La Treccani definisce il neologismo post-verità come «Argomentazione, caratterizzata da un forte appello all'emotività, che basandosi su credenze diffuse e non su fatti verificati tende a essere accettata come veritiera, influenzando l'opinione pubblica».
Durante la trasmissione “Galà dei 500” andata in onda ieri sera 17 dicembre 2025 su Canale 5, il conduttore Piero Chiambretti ha chiesto all’ospite di turno, il regista Gabriele Muccino che raccontava di una su visita a casa di Tom Cruise: «Ma lei, guardando in casa, ha visto tracce di Scientology lì, a casa di …, c’era un altarino?». Nulla di sconveniente o drammatico, solo un “umoristico” intervento per ridicolizzare Scientology e Tom Cruise, uno dei suoi fedeli più famosi. Si tratta di un piccolo esempio di post-verità, di ciò che il giornalista Marco Respinti spiega mirabilmente nell’articolo che segue dal titolo eloquente: Quando i media e l’industria dell’intrattenimento diffamano la religione.
REPUBBLICA CECA: Quando media e industria dell'intrattenimento diffamano la religione
La stampa, il cinema e le fiction televisive possono essere forti alleati della verità. Possono anche voltarle le spalle, distraendo il pubblico con spettacolo e ostentazione.
(Versione integrale di un intervento presentato per introdurre il “Panel 2: Esperienze globali” in qualità di moderatore e come relatore nel “Panel 3: Quali soluzioni?” alla conferenza “Fedi sotto attacco nell'era dell'incitamento all'odio”, organizzata da Human Rights Without Frontiers (HRWF) a Praga, Repubblica Ceca, il 13 novembre 2025.)

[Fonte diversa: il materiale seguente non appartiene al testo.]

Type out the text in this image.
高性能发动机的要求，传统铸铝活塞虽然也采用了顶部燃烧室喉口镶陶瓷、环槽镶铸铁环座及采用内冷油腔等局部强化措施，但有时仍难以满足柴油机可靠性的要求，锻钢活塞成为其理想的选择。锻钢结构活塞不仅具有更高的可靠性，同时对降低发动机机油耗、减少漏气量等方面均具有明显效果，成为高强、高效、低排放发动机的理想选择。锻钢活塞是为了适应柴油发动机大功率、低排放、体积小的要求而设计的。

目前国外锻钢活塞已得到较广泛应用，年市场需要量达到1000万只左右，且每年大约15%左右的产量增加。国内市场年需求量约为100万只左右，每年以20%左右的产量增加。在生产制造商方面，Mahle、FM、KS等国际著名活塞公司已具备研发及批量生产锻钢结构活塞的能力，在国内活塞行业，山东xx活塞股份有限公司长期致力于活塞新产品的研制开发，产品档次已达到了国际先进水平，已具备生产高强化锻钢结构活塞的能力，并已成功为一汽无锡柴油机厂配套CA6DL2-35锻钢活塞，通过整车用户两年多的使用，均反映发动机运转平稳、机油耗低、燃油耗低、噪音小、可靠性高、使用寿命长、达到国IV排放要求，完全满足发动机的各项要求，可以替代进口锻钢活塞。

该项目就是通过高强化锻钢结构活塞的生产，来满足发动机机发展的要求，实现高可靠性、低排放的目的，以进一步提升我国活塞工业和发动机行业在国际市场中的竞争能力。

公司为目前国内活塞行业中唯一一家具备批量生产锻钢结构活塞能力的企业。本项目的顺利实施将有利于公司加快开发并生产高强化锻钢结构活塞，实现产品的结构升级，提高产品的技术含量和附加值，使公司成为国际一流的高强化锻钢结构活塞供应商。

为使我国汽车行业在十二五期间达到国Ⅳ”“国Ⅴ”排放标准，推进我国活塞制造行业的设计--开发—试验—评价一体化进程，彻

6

Foto: L’evento di HRWF a Praga.
di Marco Respinti — Non è un mistero chi sono i nemici della libertà religiosa. Sono gli Stati laici e le loro appendici burocratiche: governi, agenzie fiscali, enti amministrativi; gruppi terroristici che perseguitano in nome di una presunta purezza; le chiese e i movimenti tradizionali che politicizzano la fede e usano i numeri come arma per emarginare il dissenso; e gli autoproclamati anti-sette, che brandiscono la parola “setta” come una pistola, puntandola contro chiunque non gradiscano: “setta” è un'etichetta comoda, riutilizzabile all'infinito, abusabile all'infinito.
Ma il loro potere sarebbe molto più debole se non fosse per i media, grandi amplificatori del pregiudizi, sempre pronti a scambiare la sfumatura con il rumore. Naturalmente, questo accade solo dove esiste una stampa che non sia solo di facciata, almeno in quello che ancora osiamo chiamare il mondo libero. Così, quando si tratta di libertà religiosa, i media stessi diventano parte del problema, specialmente nelle società democratiche dove dovrebbero agire come custodi della democrazia e strumenti di trasparenza, ma spesso si comportano come suoi accusatori e giudici, o addirittura come sacerdoti dell'ortodossia.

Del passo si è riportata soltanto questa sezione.